Chris, I could add to that, keep in mind, that even as that inventory gets sold, some people will choose to occupy, some people will choose to take one of the alternative vacationing options that I discussed earlier. So it isn't necessarily it's once it's sold it's out of the rental pool. In all likelihood, we'll get a meaningful amount of that back in the rental pool at one point in time or another.

Christopher Agnew

Analyst

Got you. No, that was good color on just the pacing of Vegas and the big chunk. Final question, just you sitting there with a nice large cash balance, how do you think about that? Is that more of a function of how you think about pacing your share buybacks? Or is it more a function of what do you want to keep as dry powder for M&A and asset acquisitions? And I'm thinking that you're sort of increasingly looking to do things on a more, I guess capital efficient manner. So I don't know if that has a bearing. Thanks.

John Geller

Analyst

Yes. No, it is a little bit about pacing. Obviously, given our float and how much volume trades, we're somewhat limited in terms of how much we can buy back over a certain period of time. So that cash balance I think has continued to come down over the last year as we continue to redeploy that. But as we've talked about, we're always looking for strategic acquisitions. If you're talking inventory, the goal there, right, on the inventory is to get that even lower than it is today and be more efficient in terms of how we spend that. Now, in any given quarter or year, you might spend a little bit more, little bit less in terms of the inventory acquisition. So what you're really talking about with the excess powder is those strategic opportunities. And we'll continue to look at those. But as we've said, they've got to make strategic sense and they've also got to be at the right price and get the right returns for our shareholders. And short of that, we'll continue along with our returning excess capital. But we clearly don't look at it like we need to sit with $270 million in cash on the balance sheet. And I think I've talked about in the past, a working capital balance for us is probably more in the $50 million to $75 million of cash, given some of the high points and low points during the year, if you think about what's permanently invested in the business. But with that too, we're also creating excess debt capacity like we talked about before.
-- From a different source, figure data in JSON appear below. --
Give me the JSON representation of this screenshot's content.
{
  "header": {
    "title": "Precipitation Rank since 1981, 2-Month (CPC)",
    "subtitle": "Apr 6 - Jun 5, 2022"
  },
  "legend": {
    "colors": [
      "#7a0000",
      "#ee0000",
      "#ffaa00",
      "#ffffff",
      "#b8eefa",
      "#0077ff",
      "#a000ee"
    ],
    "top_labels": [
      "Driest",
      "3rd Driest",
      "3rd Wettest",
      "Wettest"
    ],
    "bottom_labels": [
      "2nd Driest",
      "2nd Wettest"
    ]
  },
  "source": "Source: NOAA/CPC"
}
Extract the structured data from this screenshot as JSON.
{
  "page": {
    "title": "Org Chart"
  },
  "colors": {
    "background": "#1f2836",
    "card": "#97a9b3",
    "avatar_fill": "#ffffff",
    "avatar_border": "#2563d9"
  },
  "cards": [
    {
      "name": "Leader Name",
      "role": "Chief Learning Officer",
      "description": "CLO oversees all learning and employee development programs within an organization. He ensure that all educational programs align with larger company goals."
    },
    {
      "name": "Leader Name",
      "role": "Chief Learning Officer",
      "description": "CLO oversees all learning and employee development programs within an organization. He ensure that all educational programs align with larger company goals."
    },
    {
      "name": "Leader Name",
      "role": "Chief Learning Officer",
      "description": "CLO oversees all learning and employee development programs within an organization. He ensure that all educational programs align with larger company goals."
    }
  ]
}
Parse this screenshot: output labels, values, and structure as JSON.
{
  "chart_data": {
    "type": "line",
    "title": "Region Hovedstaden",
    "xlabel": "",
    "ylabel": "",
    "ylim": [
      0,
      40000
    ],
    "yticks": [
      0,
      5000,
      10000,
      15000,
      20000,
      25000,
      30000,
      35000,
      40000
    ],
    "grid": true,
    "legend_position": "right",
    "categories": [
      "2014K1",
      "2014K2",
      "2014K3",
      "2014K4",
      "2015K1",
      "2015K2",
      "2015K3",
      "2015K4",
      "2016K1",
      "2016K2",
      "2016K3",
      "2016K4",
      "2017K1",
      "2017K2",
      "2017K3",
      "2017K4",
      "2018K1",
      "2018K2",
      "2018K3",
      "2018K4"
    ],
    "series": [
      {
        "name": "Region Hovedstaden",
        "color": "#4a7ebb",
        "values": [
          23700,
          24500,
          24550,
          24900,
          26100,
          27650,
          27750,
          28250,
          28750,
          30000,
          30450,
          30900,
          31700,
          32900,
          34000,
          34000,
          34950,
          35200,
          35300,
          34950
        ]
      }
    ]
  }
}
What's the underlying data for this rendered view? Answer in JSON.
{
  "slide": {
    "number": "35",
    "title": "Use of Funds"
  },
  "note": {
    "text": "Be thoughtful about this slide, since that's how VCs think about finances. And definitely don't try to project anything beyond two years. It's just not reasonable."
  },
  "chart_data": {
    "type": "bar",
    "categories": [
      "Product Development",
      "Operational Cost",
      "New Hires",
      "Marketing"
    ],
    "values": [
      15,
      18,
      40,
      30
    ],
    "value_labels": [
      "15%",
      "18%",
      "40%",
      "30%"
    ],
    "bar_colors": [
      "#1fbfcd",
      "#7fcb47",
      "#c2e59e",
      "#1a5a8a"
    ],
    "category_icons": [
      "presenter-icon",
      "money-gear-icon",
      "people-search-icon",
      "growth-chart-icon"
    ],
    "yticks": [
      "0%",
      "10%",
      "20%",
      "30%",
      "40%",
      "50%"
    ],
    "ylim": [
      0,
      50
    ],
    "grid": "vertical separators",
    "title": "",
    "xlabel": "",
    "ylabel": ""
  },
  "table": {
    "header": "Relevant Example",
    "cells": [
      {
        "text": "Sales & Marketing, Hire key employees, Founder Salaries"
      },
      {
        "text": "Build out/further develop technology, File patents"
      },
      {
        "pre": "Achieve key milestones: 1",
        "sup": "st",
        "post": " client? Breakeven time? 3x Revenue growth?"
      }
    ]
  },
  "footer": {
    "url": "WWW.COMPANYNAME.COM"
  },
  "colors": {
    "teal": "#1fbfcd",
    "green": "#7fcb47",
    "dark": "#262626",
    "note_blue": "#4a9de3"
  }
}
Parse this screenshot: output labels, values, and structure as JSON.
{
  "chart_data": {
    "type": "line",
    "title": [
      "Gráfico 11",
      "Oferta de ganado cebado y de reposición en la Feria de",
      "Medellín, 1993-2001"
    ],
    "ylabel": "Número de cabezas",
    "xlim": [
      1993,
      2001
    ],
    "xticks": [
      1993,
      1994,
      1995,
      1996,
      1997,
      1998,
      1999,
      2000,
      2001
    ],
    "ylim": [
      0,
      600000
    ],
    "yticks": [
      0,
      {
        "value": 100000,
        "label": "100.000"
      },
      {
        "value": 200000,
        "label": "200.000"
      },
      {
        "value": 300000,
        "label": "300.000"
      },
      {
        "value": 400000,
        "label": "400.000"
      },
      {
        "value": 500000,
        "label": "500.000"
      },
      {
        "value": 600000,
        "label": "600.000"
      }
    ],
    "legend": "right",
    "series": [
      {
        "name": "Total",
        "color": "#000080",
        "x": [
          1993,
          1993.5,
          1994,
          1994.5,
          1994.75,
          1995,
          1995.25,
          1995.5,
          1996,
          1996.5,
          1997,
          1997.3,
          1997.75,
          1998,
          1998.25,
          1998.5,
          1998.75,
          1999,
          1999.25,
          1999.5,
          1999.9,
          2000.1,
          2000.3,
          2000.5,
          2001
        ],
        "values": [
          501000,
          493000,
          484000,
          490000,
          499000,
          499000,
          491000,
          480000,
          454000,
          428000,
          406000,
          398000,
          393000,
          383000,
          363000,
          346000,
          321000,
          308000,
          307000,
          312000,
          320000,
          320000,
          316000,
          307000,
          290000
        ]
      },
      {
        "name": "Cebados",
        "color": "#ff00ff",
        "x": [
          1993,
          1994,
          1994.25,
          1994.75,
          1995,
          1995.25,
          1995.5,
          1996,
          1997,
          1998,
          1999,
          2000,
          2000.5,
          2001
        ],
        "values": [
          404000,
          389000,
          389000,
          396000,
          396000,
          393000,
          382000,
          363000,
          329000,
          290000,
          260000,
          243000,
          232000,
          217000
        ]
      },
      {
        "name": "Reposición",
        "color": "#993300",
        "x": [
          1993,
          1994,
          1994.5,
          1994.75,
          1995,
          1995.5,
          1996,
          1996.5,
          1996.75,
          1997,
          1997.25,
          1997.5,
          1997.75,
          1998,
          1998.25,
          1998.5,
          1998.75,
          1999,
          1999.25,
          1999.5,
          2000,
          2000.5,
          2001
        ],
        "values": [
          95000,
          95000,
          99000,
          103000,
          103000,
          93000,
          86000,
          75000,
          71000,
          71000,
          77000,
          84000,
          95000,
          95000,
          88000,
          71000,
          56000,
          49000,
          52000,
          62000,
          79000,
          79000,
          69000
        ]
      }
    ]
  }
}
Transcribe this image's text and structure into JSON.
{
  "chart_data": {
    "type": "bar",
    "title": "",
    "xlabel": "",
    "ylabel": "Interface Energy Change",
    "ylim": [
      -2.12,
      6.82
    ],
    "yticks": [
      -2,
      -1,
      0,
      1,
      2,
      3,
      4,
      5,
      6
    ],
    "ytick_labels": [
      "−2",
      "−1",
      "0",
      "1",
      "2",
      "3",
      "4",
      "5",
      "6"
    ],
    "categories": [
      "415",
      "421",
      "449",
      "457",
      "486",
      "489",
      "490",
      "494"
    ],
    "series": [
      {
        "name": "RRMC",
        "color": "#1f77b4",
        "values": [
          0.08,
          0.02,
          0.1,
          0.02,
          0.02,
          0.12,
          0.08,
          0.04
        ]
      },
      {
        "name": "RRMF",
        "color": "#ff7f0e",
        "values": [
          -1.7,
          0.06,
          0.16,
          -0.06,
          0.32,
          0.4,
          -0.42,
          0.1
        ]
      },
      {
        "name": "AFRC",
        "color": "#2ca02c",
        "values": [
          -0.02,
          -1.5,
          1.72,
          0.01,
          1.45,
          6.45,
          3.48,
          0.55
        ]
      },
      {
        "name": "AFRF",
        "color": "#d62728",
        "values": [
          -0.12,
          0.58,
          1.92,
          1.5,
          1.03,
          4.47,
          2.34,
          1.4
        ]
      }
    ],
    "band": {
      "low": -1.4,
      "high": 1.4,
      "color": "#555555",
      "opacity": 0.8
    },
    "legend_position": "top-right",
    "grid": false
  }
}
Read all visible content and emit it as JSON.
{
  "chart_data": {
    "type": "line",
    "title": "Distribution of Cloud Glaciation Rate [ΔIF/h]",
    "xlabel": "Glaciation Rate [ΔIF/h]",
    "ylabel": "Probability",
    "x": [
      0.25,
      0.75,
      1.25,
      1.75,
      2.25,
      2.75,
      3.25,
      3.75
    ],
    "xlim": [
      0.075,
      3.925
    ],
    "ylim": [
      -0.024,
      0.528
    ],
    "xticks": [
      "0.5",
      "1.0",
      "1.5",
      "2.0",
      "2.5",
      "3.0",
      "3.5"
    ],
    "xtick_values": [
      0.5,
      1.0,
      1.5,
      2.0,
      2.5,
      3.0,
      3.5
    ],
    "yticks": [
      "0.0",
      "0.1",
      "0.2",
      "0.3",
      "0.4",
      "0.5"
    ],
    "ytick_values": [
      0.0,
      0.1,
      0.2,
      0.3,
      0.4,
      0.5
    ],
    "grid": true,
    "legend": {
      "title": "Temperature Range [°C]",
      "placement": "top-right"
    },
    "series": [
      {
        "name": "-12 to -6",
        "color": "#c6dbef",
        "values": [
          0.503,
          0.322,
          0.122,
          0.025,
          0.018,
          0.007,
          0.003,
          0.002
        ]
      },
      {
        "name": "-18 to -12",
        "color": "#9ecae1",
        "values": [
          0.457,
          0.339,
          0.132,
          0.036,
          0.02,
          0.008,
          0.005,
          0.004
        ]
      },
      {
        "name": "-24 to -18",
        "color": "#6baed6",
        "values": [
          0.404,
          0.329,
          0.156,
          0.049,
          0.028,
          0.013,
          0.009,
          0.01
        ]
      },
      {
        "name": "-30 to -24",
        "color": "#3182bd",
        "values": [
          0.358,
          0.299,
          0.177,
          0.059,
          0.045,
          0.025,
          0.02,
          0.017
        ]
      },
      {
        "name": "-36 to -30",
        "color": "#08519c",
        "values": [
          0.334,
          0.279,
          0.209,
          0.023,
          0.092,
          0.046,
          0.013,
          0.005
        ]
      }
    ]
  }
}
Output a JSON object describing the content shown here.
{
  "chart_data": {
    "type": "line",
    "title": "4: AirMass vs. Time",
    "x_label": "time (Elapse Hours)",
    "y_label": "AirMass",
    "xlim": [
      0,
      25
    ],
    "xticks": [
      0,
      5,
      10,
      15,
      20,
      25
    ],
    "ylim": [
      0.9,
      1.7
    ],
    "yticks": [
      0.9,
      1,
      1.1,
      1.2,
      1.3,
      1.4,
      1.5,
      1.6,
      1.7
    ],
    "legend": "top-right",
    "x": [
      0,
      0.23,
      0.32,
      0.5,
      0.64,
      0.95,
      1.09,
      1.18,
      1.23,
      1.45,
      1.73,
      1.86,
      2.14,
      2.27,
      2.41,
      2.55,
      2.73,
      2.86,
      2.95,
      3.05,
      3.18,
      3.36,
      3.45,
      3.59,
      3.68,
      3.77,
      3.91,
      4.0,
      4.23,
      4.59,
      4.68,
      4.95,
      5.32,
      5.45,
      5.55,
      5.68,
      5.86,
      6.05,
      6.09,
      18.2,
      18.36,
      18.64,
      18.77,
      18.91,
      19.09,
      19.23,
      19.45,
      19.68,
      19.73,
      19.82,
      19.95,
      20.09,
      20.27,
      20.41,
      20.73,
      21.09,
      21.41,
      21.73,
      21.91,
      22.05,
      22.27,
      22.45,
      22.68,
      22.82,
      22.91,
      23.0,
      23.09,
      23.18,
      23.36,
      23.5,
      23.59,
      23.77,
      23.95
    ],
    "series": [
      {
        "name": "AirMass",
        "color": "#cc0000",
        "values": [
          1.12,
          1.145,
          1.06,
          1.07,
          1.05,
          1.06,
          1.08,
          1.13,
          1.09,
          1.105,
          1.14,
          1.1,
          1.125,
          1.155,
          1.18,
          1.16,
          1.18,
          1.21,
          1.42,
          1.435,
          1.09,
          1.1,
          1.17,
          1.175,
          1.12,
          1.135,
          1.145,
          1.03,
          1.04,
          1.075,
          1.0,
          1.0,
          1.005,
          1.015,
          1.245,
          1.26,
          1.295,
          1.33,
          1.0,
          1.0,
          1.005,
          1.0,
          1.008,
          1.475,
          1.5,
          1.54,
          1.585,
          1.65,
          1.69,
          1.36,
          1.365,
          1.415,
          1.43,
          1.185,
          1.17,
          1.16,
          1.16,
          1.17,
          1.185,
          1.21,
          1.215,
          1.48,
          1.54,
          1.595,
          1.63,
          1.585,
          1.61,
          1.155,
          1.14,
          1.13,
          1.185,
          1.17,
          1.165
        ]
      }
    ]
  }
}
So in the interim too, that gives us some dry powder if the right opportunity came along.

Operator

Operator

Gentlemen, at this time we have no additional questions.

Steve Weisz

Analyst

Thank you, Rob. Well, as we said earlier, we're off to a great start and we're focused on continuing to drive that performance throughout the year. I'm obviously very pleased with the quarter. However, I am equally pleased with the longer-term views and business strategies we'll be discussing at our Investor Day on May 15th, in New York. I'm hopeful that you can join us either in person or on our webcast and look forward to seeing you there. Thank you for your participation on our call today and your continued interest in Marriott Vacations Worldwide. And finally, to everyone on the call and your families, enjoy your next vacation. Thank you very much.

Operator

Operator

This will conclude today's teleconference. You may disconnect your lines at this time. We thank you for your participation.